Washington — Medical education in sub-Saharan Africa is being revitalized and expanded through a U.S.-funded effort that is increasing enrollment, broadening lesson plans, upgrading Internet access and providing cutting-edge skills and technologies.
In the first substantial publication by participants in the $130 million Medical Education Partnership Initiative (MEPI), more than 225 authors detailed progress being made at the African institutions. Their reports are in a supplement published July 31 by the journal Academic Medicine.
Begun in 2010, MEPI is funded by the U.S. President’s Emergency Plan for AIDS Relief (PEPFAR) and the National Institutes of Health.
“MEPI is a major venture in international educational innovation that has generated new thinking, energy and optimism in the field of medical education in Africa,” the program partners write in a foreword to the supplement.
The 32 articles include case studies of national strategies to increase numbers of doctors and health professionals; educational innovations such as e-learning and regional training sites; research capacity development; and partnerships that spread advances across the MEPI network.
MEPI participants provided details of accomplishments made through the program, including:
• In Zimbabwe, medical student and postgraduate enrollment have both nearly doubled, from 260 in 2010 to 513 in 2013, and the Ministry of Higher Education has committed additional financial support to sustain the progress.
• A decentralized training network of 14 regional hospitals has been established in Kenya; it has provided instruction for more than 300 medical, nursing, dental and pharmacy students.
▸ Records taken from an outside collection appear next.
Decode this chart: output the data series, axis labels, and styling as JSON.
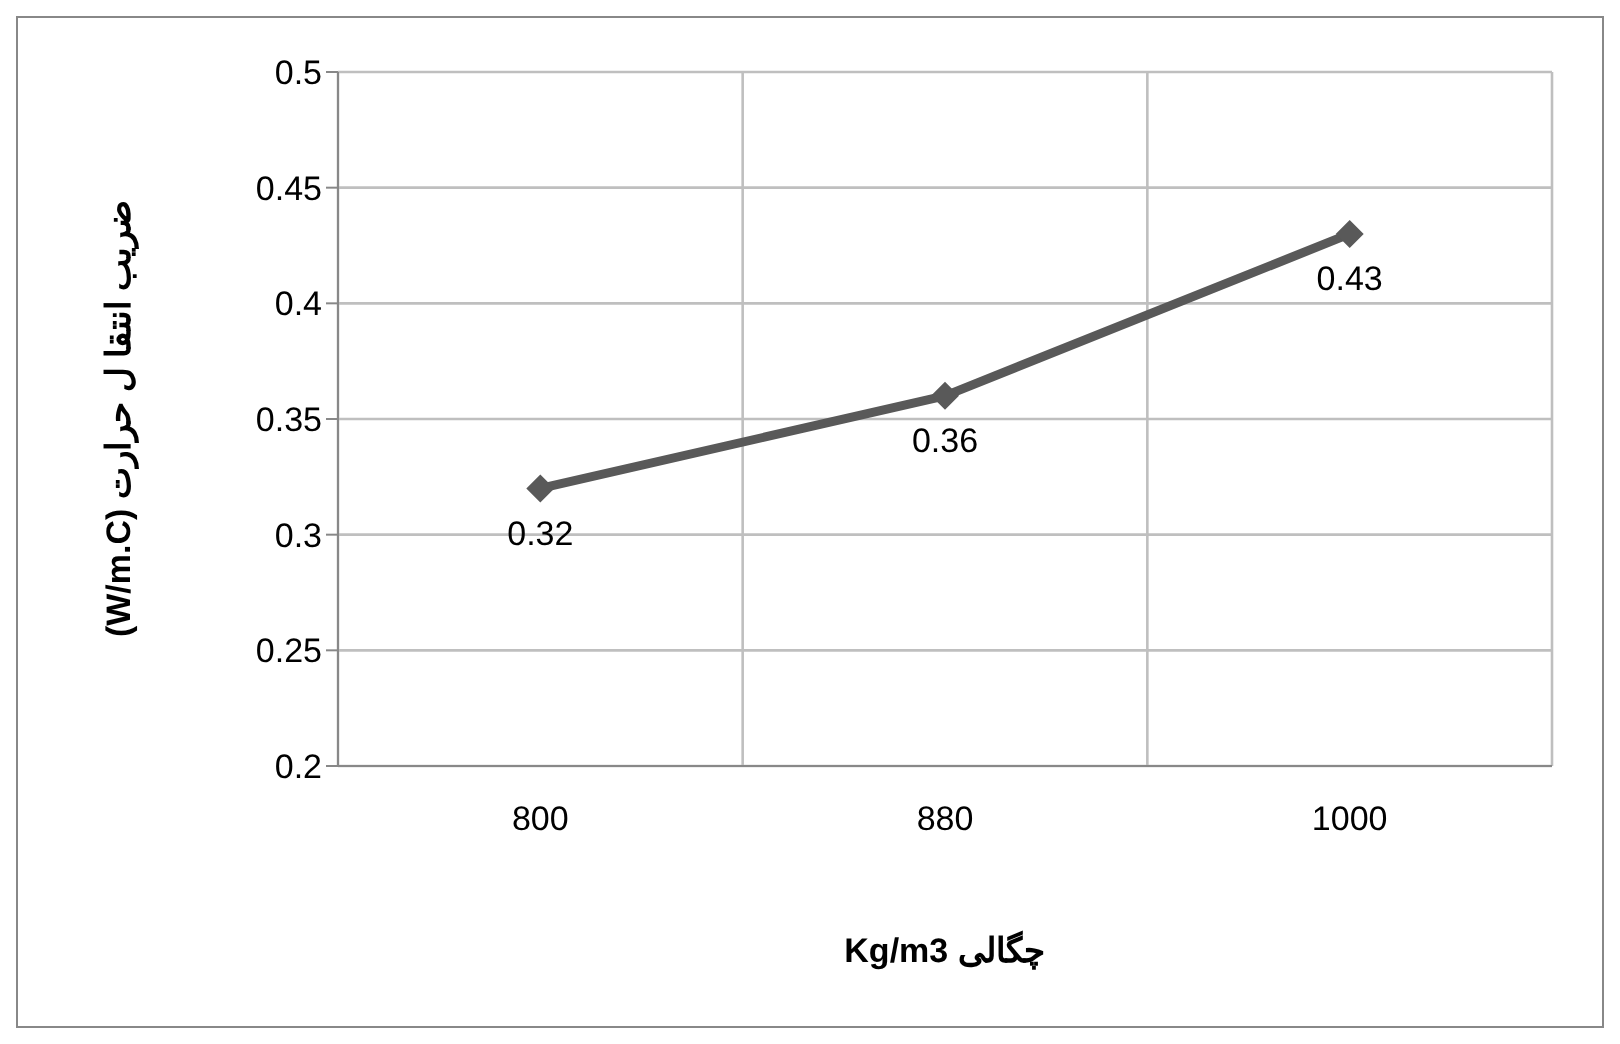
{
  "chart_data": {
    "type": "line",
    "xlabel": "Kg/m3 چگالی",
    "ylabel": "(W/m.C)  ضریب انتقا ل حرارت",
    "categories": [
      "800",
      "880",
      "1000"
    ],
    "series": [
      {
        "color": "#595959",
        "values": [
          0.32,
          0.36,
          0.43
        ]
      }
    ],
    "ylim": [
      0.2,
      0.5
    ],
    "yticks": [
      0.2,
      0.25,
      0.3,
      0.35,
      0.4,
      0.45,
      0.5
    ],
    "grid": true,
    "marker": "diamond",
    "line_style": "solid",
    "data_labels": true
  }
}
• Internal medicine physicians were in short supply in Mozambique, so salary supplements, Internet access and notebook computers were offered to encourage recruitment, resulting in an increase in internal medicine residents from 10 before MEPI to 75 in 2012.
• Fourteen new master’s level programs were begun in Zambia, including physiological sciences, pharmacology, anatomy, pathology, microbiology and nursing.
• A virtual microscopy system was introduced in Zambia, containing 4,000 electronic images, which increased student access and is more cost-effective than optical microscopy using glass slides.
• A research administration office was created in Ethiopia to help faculty in grant writing and management, and 18 faculty members were supported in presenting their research at international conferences.
The supplement includes commentaries from global health experts such as former U.S. Global AIDS Coordinator Dr. Eric Goosby, MEPI Coordinating Center principal investigator Dr. Francis G. Omaswa, and Fogarty International Center Director Dr. Roger I. Glass.
The critical shortage of physicians, researchers and health care workers across sub-Saharan Africa spurred MEPI’s creation, the National Institutes of Health said in a July 31 press release. While the region suffers 25 percent of the global burden of disease, it has only 3 percent of the world’s health care workers, according to the World Health Organization.
The impact of HIV/AIDS created an urgent need to increase capacity, wrote Goosby and his co-author Deborah von Zinkernagel, former PEPFAR deputy. “Although concerns arose that resources were being diverted from ‘services,’ it was evident to PEPFAR leadership that the ongoing and expanding needs of the HIV-infected community could not be successfully sustained without increasing the number of trained health professionals,” they wrote.
By awarding the grants directly to African institutions, MEPI is cultivating sustainable local leadership, Omaswa said. “For Africa to accelerate the speed of the ongoing transformation, it is necessary for Africans to step up and take ownership and responsibility for what happens in their own backyards,” he said.
Research is embedded in instruction developed through MEPI, to expand local capacity that will drive innovation. African scientists have already contributed to many HIV-related advances, such as the development of rapid diagnostics for detecting and monitoring HIV infections, noted Glass and his Fogarty co-authors. “The research perspective provided to students and faculty, the ability to raise and answer questions, and the idea that medical knowledge and practice are continually changing are being supported by MEPI sites and will hopefully endure long after the program ends,” they continued.
Initially conceived as a five-year program, MEPI funders and participants are developing plans for a second phase of investment in Africa’s medical education, the National Institutes of Health press release said.